QutEcoacoustics / audio-analysis

The audio analysis code (AnalysisPrograms.exe) for the QUT Ecoacoustics Research Group
https://ap.qut.ecoacoustics.info/
Apache License 2.0
52 stars 12 forks source link

Events.beta.csv format is imperfect #506

Open atruskie opened 3 years ago

atruskie commented 3 years ago

Actual behaviour:

The new CSV output format has some problems:

Expected behavior:

The above not to happen.

How to reproduce this bug:

  1. Run a multi recogniser, investigate the results

Additional Details

AP

Version: v21.7.0.4

Some example data: all.txt

towsey commented 3 years ago

Fantastic that you are dealing with this. I have been meaning to log it myself as an issue. Is it possible for events where appropriate to include additional info? For example, for oscillation events to include the oscillation rate and for harmonics to include the interval. And also to include score where one is available.

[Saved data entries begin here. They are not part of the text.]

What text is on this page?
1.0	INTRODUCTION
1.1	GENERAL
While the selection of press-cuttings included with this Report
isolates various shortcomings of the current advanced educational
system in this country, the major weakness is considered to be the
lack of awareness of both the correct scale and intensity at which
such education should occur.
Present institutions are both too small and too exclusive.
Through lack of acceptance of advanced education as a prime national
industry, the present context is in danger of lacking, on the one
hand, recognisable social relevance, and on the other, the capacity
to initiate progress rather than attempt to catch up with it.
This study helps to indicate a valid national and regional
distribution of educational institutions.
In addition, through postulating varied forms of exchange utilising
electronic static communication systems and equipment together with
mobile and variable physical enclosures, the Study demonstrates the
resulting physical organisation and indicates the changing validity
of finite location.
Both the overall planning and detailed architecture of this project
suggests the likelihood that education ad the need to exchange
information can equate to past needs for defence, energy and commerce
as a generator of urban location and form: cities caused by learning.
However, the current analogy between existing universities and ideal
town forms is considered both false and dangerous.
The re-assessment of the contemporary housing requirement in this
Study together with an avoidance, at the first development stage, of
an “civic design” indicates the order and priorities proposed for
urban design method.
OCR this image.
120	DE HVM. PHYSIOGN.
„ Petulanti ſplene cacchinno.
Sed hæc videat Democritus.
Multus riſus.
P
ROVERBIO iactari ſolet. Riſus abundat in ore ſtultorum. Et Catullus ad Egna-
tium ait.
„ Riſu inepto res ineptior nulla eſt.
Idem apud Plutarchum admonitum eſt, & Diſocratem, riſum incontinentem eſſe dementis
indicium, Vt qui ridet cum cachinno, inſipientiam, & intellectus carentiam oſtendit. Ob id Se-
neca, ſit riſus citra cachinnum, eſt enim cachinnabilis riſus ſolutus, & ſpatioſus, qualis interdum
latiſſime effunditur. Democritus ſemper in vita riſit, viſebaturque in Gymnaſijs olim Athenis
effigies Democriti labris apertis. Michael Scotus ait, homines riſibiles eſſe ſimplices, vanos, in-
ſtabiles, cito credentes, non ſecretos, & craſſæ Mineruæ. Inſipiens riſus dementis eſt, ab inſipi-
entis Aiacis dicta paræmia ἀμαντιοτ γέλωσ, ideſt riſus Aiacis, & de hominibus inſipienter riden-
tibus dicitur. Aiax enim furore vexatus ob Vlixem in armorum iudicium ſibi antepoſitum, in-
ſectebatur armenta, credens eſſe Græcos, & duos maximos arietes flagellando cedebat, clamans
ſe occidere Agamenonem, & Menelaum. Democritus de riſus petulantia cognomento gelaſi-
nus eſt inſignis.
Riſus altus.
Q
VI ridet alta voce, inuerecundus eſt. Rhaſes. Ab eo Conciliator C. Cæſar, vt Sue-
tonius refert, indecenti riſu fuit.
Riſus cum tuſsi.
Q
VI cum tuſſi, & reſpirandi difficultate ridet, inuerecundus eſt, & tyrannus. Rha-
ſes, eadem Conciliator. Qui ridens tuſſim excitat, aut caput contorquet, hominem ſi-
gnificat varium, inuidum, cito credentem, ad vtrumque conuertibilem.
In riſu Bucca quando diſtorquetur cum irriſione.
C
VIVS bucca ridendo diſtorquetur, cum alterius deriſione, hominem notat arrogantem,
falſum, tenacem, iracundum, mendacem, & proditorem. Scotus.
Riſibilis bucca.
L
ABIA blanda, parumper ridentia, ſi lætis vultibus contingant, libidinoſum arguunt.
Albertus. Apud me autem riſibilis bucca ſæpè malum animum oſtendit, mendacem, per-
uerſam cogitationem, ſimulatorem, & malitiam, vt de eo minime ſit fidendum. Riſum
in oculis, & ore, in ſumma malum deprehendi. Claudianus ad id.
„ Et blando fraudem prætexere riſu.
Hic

atruskie commented 3 years ago

Great question.

In short: not really.

CSV is great when all the events have the same shape/type of data. The reason for most of the above issues is we output the results based on the base class, which is EventCommon I think, which lacks the end/low/high properties.

I think, given our nature, it's safe to try and output those extra columns. But if any of that data is missing, we'll get a lot of sparse columns.

But for even more specific events, then we'll definitely end up with a lot of sparse columns. For a recogniser that produces oscillation events, most rows would have the oscillation column filled. But for a multi-recogniser case, most rows would have an empty oscillation column.

To achieve the flexibility we want here, we need to be able to encode arbitrary data structures, which is what the JSON output is for. Each object inside a JSON result can have whatever properties we'd like it to have.

Both of these formats are inefficient for their own reasons, and have strengths over the other.

I think I want to make the CSV useful and dense by default for the common case. And leave the JSON for outputting complex data.

towsey commented 3 years ago

The additional info I would like to add is not complex - i,e, just scalars. It could be done by adding another one or two properties to EventCommon called Score1 and Score2 that would be in addition to the existing Score property. You could then add an event property such as periodicity by assigning it to one of the score fields. The documentation would describe what information was provided in each of the score fields. Trouble is that if we wait for json parsers etc, it will be long time and more difficult for the user.

atruskie commented 2 years ago

Assigning data to columns with generic names is not something we will do. Descriptive names are vital to people understanding what data they're looking at.